The film is well-paced and the "action" sequences are very well done, particularly the infamous bombing in the square which is recreated with frightening realism. I found it all totally gripping, even though I knew the plot and the outcome. The scenes between Caine and Fraser show these two at their very best, Caine surely at yet another high in his career.

In terms of extras, you don't get much - just a documentary on the filming of the bomb sequence, which is interesting. But I often feel there is too much emphasis on DVD extras anyway - in this case the film itself is more than enough and one that will repay many viewings.

Lost Love In A Lost Time5
Although Michael Caine was nominated for an Oscar for his performance, this film went largely unnoticed. That's a shame, as it presents a true love story form a period of time in a place largely ignored - 1952 Vietnam. Thomas Fowler (Michael Caine) is a married British journalist who is in love with a beautiful young Vietnamese woman and writes for the British press. He has found his true paradise. Director Philip Noyce is able to bring out the humid, romantic nuance of war-torn Vietnam. An American physician named Alden Pyle (Brendan Fraser) appears out of nowhere and confesses his love for Fowler's lover. What ensues is a seemingly gentlemanly sparring for the affections of Phuong (Do Thi Hai Yen). As the story unfolds, we find that Pyle is not all he seems, Fowler is less lazy than previously thought and Phuong is torn (with lots of help from her selfish sister). The revelations come slowly and subtly and the back-drop of the early fifties Vietnam is hypnotizing. By the end of the film, the surprises are revealed and nothing is what it had seemed, although the viewer is left with the nagging thought of what will happen after this?

The seduction of American innocence5
Of all the films I've seen over the years concerning America's involvement in Vietnam, THE QUIET AMERICAN is perhaps the most seductive.

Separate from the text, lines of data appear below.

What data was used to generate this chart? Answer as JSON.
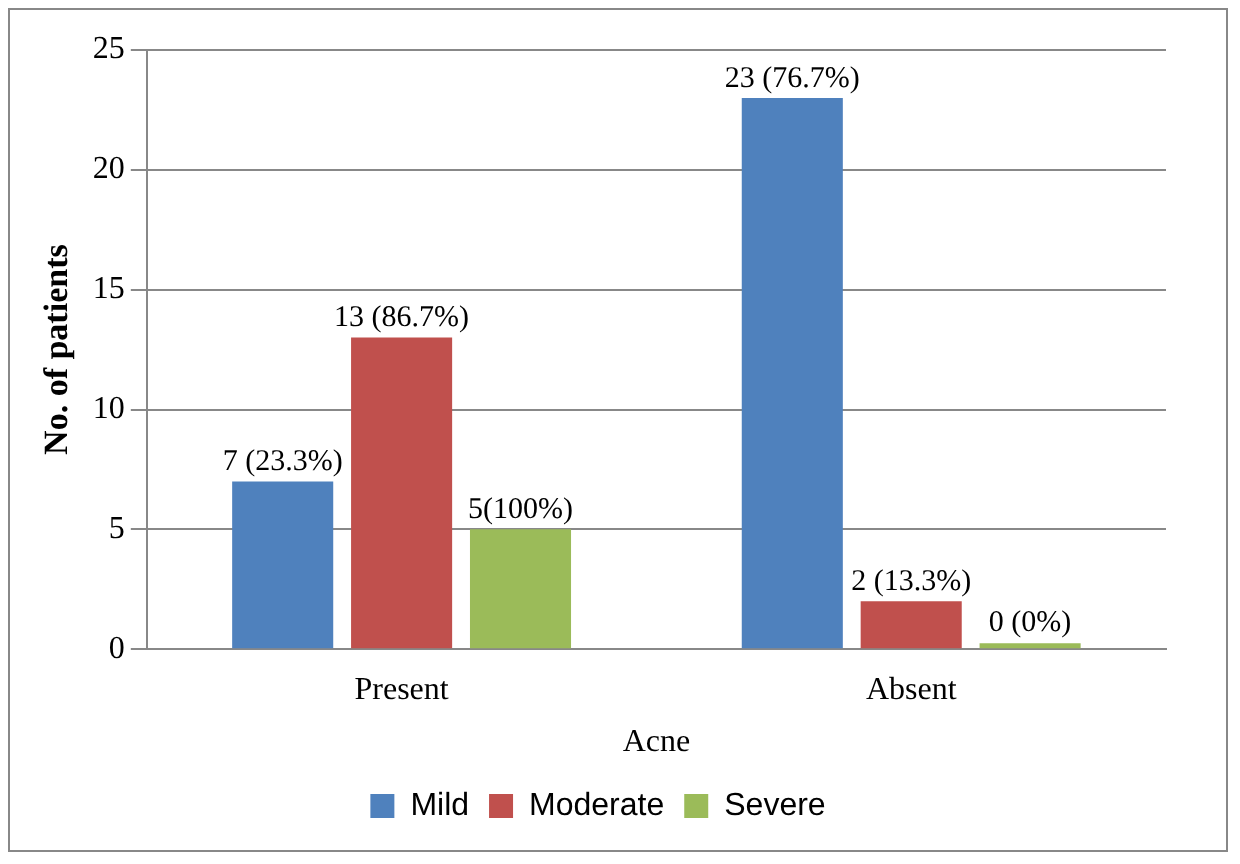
{
  "chart_data": {
    "type": "bar",
    "xlabel": "Acne",
    "ylabel": "No. of patients",
    "categories": [
      "Present",
      "Absent"
    ],
    "series": [
      {
        "name": "Mild",
        "color": "#4f81bd",
        "values": [
          7,
          23
        ],
        "value_labels": [
          "7 (23.3%)",
          "23 (76.7%)"
        ]
      },
      {
        "name": "Moderate",
        "color": "#c0504d",
        "values": [
          13,
          2
        ],
        "value_labels": [
          "13 (86.7%)",
          "2 (13.3%)"
        ]
      },
      {
        "name": "Severe",
        "color": "#9bbb59",
        "values": [
          5,
          0
        ],
        "value_labels": [
          "5(100%)",
          "0 (0%)"
        ]
      }
    ],
    "ylim": [
      0,
      25
    ],
    "yticks": [
      0,
      5,
      10,
      15,
      20,
      25
    ],
    "grid": "y",
    "legend": "bottom"
  }
}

It's 1952, and Thomas Fowler (Michael Caine) is the aging correspondent for the London Times in Saigon. France is in the process of being tossed out of Indochina, but the former doesn't realize it yet - Dien Bien Phu is still in the future - and its military fights on ineffectually against the communists. In the meantime, Fowler submits the occasional story to the head office while finding comfort in the arms of opium and his Vietnamese mistress Phuong (Do Hai Yen), a former taxi dancer at a local club. Then, one day, THE QUIET AMERICAN Alden Pyle (Brendan Fraser) shows up. Pyle claims to be with a medical aid mission in country to combat trachoma, a bacterial disease causing blindness. But what is Pyle, really? He seems awfully chummy with the conniving powers over at the U.S. legation. In any case, Alden very soon falls in love with Phuong, attention that neither the jealous Fowler can prevent nor Phuong finds particularly unwelcome.

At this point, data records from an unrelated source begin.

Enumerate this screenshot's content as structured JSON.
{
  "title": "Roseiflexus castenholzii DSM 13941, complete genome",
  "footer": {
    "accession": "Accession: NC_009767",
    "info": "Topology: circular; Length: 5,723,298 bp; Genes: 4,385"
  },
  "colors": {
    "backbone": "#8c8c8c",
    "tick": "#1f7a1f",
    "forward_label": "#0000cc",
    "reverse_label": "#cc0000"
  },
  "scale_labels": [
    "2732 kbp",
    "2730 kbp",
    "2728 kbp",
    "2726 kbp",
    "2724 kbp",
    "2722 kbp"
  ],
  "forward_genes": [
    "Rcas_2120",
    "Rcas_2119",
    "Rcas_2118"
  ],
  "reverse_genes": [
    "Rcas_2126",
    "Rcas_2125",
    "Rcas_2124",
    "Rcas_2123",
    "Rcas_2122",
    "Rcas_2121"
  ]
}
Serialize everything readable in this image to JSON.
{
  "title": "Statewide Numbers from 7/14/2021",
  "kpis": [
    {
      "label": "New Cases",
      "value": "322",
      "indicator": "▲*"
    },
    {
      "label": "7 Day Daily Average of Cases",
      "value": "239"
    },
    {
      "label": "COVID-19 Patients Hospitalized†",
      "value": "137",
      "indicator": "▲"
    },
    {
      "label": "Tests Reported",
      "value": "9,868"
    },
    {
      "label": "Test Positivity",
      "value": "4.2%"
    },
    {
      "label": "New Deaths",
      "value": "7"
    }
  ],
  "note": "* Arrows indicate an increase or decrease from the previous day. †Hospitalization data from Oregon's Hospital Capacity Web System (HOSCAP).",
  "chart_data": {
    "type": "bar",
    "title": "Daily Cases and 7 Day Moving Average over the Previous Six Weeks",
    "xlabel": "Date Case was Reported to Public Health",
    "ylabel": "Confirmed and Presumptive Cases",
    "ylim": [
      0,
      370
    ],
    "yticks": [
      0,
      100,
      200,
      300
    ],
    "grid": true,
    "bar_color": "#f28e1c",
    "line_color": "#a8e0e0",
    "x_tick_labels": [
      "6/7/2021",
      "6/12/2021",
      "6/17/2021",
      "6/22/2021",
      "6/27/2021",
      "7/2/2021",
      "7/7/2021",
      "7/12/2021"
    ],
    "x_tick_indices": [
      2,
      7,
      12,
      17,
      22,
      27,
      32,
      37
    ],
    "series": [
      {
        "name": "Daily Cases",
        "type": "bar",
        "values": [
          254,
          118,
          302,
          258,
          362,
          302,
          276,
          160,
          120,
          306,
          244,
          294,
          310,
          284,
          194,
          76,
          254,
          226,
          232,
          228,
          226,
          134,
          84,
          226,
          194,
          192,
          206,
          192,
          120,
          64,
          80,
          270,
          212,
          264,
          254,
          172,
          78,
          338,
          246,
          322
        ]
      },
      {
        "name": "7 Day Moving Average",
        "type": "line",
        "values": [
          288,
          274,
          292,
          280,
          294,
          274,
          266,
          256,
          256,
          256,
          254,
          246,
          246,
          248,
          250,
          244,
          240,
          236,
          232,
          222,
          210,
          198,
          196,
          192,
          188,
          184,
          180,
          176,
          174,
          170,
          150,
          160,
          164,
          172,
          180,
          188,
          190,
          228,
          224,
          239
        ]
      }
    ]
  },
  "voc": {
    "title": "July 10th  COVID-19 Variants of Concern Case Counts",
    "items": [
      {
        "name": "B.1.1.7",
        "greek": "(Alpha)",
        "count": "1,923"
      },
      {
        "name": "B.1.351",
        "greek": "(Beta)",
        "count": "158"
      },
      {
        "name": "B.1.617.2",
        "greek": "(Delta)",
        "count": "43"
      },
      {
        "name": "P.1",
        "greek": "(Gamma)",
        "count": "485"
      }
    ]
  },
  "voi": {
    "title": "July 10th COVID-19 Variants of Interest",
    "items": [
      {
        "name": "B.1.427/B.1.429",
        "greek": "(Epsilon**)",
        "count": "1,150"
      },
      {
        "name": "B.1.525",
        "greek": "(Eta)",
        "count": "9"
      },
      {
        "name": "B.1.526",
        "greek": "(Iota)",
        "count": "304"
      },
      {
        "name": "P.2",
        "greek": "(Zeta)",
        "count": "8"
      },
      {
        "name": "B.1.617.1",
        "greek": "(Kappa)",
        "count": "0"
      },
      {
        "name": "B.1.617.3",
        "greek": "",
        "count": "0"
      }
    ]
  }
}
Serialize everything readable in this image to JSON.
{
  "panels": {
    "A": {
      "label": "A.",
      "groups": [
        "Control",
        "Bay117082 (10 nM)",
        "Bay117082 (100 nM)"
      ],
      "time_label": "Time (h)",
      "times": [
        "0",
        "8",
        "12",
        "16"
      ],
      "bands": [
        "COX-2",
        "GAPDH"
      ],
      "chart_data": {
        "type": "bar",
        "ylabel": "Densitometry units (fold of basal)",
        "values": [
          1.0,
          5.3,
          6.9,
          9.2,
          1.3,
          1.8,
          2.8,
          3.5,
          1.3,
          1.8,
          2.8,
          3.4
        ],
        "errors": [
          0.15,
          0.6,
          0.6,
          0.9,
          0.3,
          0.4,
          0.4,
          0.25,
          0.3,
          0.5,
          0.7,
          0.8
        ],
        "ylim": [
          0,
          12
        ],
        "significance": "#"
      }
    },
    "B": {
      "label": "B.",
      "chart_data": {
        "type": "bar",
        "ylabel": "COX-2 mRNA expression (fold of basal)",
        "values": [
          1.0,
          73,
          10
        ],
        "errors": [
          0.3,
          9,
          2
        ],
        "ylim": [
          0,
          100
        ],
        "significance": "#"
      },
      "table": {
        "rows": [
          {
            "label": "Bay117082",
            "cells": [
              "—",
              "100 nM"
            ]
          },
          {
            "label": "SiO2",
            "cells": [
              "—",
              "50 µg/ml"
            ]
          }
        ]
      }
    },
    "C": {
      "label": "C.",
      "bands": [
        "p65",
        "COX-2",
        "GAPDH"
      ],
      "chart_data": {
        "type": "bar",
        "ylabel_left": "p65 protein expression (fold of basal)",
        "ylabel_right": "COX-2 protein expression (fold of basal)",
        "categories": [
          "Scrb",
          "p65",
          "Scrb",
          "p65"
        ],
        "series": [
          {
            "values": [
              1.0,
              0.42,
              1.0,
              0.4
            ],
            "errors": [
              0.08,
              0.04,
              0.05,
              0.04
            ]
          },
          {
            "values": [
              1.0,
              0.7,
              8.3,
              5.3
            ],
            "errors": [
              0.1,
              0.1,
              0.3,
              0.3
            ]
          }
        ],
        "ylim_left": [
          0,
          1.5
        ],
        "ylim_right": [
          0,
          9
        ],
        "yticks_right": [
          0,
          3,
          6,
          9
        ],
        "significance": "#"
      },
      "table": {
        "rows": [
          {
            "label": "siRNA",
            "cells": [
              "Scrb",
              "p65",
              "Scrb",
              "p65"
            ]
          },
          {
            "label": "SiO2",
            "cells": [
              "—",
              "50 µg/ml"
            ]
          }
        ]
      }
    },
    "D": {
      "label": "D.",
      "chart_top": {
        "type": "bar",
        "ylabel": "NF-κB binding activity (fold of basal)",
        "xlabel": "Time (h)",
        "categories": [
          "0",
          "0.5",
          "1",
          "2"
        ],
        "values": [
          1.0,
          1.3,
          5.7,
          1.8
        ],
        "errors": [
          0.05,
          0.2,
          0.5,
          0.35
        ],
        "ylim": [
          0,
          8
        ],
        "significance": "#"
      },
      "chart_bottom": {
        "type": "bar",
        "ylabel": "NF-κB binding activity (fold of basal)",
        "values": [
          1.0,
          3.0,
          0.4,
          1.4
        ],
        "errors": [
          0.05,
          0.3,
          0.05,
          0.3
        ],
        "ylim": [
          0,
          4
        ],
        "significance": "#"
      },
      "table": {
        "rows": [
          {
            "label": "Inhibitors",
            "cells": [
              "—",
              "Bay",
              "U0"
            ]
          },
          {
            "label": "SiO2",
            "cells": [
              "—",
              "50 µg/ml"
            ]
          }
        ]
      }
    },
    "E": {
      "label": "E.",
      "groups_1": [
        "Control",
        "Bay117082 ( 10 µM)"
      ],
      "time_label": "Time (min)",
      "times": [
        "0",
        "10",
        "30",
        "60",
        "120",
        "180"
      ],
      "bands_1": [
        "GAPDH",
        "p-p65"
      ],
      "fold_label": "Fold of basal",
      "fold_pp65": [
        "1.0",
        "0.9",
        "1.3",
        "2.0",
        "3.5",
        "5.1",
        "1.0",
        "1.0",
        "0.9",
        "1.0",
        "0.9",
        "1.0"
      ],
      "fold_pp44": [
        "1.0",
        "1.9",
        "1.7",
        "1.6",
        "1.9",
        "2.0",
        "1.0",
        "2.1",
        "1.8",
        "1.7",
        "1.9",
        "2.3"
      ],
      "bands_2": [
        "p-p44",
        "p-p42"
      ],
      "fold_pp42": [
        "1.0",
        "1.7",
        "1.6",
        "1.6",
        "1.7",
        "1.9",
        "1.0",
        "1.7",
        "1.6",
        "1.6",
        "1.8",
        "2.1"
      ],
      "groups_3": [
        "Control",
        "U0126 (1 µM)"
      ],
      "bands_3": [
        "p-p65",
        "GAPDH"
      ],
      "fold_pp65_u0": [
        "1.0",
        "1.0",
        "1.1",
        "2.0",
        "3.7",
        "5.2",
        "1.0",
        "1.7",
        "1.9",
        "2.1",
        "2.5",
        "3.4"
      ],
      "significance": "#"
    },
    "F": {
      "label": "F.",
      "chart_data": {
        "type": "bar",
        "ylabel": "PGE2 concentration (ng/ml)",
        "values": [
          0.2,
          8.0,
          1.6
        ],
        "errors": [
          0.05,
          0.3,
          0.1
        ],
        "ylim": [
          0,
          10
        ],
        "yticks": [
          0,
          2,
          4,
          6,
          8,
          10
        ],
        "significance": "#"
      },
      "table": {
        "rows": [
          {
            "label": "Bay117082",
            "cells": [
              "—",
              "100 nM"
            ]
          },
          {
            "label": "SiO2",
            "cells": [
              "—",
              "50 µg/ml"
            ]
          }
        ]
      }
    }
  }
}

Not since LITTLE VOICE (1998) has Michael Caine acted so powerfully, and this is perhaps his greatest role ever. An Academy Award nomination is deservedly due. Fraser is perfect as the clean-cut, idealistic and naïve Yank who may be something other than he claims. Yen is positively exquisite as the delicate Phuong. As Fowler puts it, his death would begin if he lost her.

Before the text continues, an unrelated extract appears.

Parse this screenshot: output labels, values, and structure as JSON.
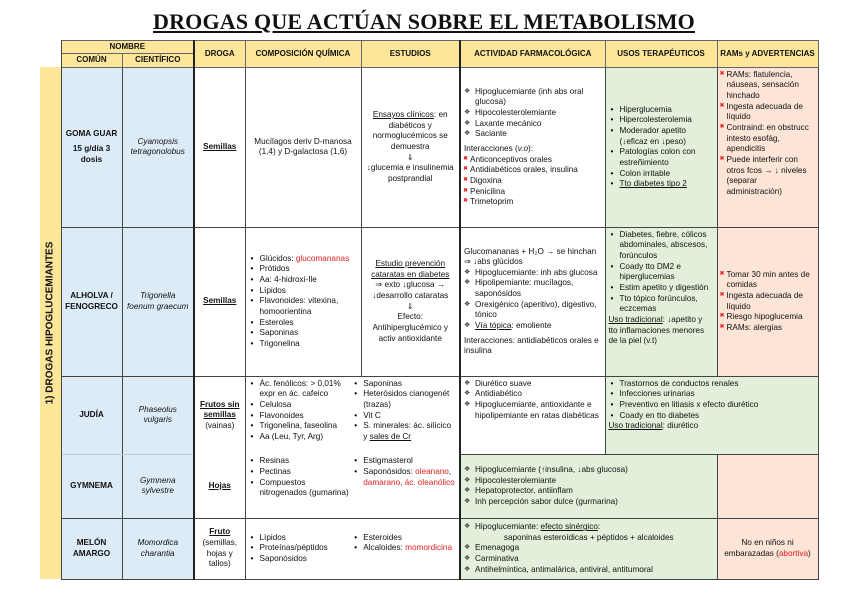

THE QUIET AMERICAN, based on the Graham Greene novel, can be seen as an allegorical story of America's fledgling interest in succoring Vietnam from the Red Menace. After all, the French seem unequal to the task. Pyle perhaps comes to symbolically represent the American innocence that is seduced by Vietnam in the form of Phuong, and the former wishes "to save" the latter from the escalating national chaos. Only the tired and world-weary Fowler knows that this is impossible. He would "save" Phuong himself if he could, but he can't.

THE QUIET AMERICAN is an anti-war, anti-intervention film best viewed these many years after America withdrew from its Southeast Asian debacle and passions have cooled. This is one of the best films of 2002.